Read this paper. And READ it: none of this 21st Century 10-second-attention-span scanning. READ IT HARD. Blow your service management mind.

Does this change any of your ideas of ITSM? Should any of these ideas be in ITIL?

(My apologies to whoever sent the link to me. This old brain has forgotten and LinkedIn makes it almost impossible to find your message again! Thanks. Remind me and I'll credit you)

[For more on this see this later blog post]

For those of you rendered so feeble minded by the internet that you can no longer read, here's a video

Comments

normal accident theory

See also "normal accident theory" (thanks Michael Krigsman) The related book is cited in a comment above.

A bloody case study from the building trades

Getting my basement remodeled. Was talking with my contractor Chris about workplace safety and he told me that the two worst building site accidents he'd ever seen were strangely similar, and I think troublesome to understand in terms of a single root cause.

In both cases, a worker was cutting lumber with a circular saw. When cutting a large amount of lumber, the sawdust tends to accumulate and make the spring driven blade guard stick; i.e., when the saw is removed from contact with the stock being cut, the blade is left unguarded and spinning.

In both cases, the worker stepped on a nail concealed in the sawdust, recoiled from the work, pulled the saw away (blade guard not deploying quickly due to accumulated sawdust), and was injured by the saw blade, in one case lifting his leg into it, and getting cut to the bone. (Errk...)

Root cause? Improperly designed blade guard? Lack of recovery of excess nails, i.e. proper work site cleaning & preparation? More frequent cleaning of excess material from blade? Improper footwear? All 4? And what would people from different cultures say?

Wonder what the OSHA reports said. I'm sure both accidents generated lots of paperwork around these questions.

Charles T. Betz
http://www.erp4it.com

instinct

My instinct is that where there are four fairly equal causes, that implies there is a deeper one they all point back to. Safety culture? Safety officer?...

Is culture a "cause"?

Can we characterize something as nebulous and overarching as culture as a "cause"? How could we falsify such a hypothesis?

And I am not sure that the lack of a safety officer should be seen as "cause." Sounds like a wasteful QA role; just like quality, safety should be embedded.

Perhaps we could say that the search for a single cause on the first incident would misguided.

But perhaps, the single cause of the second incident was failure to embrace the 4 lessons of the first.

All four causes should have been understood and addressed: better designed saws, safety-conscious work procedures (e.g. training on hazards of sawdust buildup and nails on the ground), and required heavy footwear.

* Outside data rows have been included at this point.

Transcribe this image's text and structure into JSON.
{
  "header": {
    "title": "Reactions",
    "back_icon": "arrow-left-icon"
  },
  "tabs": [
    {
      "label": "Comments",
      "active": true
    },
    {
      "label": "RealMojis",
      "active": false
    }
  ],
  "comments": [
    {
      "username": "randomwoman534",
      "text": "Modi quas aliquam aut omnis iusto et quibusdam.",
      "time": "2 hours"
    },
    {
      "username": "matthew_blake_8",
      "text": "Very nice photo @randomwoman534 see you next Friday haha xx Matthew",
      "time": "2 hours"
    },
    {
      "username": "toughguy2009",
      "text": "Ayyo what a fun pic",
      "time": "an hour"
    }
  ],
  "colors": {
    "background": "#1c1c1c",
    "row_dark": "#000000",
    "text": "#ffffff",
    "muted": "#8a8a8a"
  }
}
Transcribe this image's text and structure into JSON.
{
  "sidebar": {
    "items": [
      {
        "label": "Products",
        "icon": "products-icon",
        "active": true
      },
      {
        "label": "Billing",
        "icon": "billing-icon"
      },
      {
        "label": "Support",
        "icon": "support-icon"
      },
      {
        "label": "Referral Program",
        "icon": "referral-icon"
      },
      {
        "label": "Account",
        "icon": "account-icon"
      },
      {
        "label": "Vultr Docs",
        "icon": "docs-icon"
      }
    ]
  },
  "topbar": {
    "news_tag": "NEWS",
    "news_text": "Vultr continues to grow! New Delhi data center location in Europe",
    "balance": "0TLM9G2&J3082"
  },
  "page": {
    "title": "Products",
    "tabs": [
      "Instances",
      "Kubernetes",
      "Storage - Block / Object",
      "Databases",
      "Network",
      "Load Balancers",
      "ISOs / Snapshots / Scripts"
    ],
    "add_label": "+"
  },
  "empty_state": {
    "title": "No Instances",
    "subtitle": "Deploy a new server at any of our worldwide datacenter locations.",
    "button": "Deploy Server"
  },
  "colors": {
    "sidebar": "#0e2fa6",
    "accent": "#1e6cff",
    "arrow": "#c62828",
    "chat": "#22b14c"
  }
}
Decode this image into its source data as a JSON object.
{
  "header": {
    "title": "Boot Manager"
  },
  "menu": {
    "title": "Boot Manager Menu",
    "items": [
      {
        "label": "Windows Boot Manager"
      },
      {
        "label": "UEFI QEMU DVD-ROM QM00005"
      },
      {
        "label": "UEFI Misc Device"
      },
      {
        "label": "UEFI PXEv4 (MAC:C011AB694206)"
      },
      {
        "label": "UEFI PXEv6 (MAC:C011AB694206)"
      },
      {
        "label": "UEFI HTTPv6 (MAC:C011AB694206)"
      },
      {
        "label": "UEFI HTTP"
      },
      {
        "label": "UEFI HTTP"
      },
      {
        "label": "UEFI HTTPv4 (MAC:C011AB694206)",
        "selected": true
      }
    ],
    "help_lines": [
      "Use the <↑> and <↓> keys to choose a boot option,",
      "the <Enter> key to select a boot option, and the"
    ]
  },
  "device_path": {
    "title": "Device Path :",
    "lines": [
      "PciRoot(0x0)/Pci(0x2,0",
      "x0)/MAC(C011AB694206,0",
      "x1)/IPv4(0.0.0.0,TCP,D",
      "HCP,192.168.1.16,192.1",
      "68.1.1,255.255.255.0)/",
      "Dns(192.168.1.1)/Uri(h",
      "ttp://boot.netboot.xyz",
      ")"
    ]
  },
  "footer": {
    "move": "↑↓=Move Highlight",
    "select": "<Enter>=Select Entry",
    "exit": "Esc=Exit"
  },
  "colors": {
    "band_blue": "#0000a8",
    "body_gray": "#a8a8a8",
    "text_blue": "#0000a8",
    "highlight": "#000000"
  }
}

In terms of common industrial practices, and what is practical to enforce, I'm homing in on footwear a little more than the others. Perhaps the potential to effectively mitigate a factor elevates it in terms of our attention - but strictly speaking, the ability to mitigate should not privilege a factor in a multi-causal situation.

Theory vs. practice?

Charles T. Betz
http://www.erp4it.com

Homer is the answer - remove him

'Safety culture' as a significant factor was exposed by an excellent episode of The Simpsons, in which Homer was promoted to Safety Office of the Nuclear Power Station in which he works. This had a dramatic effect and the safety record immediately improved. Needless to say it wasn't the impostion of Homer's new safety cluture that improved things - but the fact that his promotion meant he was no longer on the 'shop-floor' causing all the accidents. Homer was the root-cause and once he was removed the accident rate dropped.

The sequence of events described above does have something of the ring of a Homer type accident. Perhaps the operator was the root cause. What are the chances he himself was responsbile for the stray nail, cleaning the machine and wearing proper footware?

Instinct & safety

Here's an interesting one. The NTSB have done a study into the impact on safety of introducing "glass" cockpits into general aviation compared to old fashioned analogue instruments.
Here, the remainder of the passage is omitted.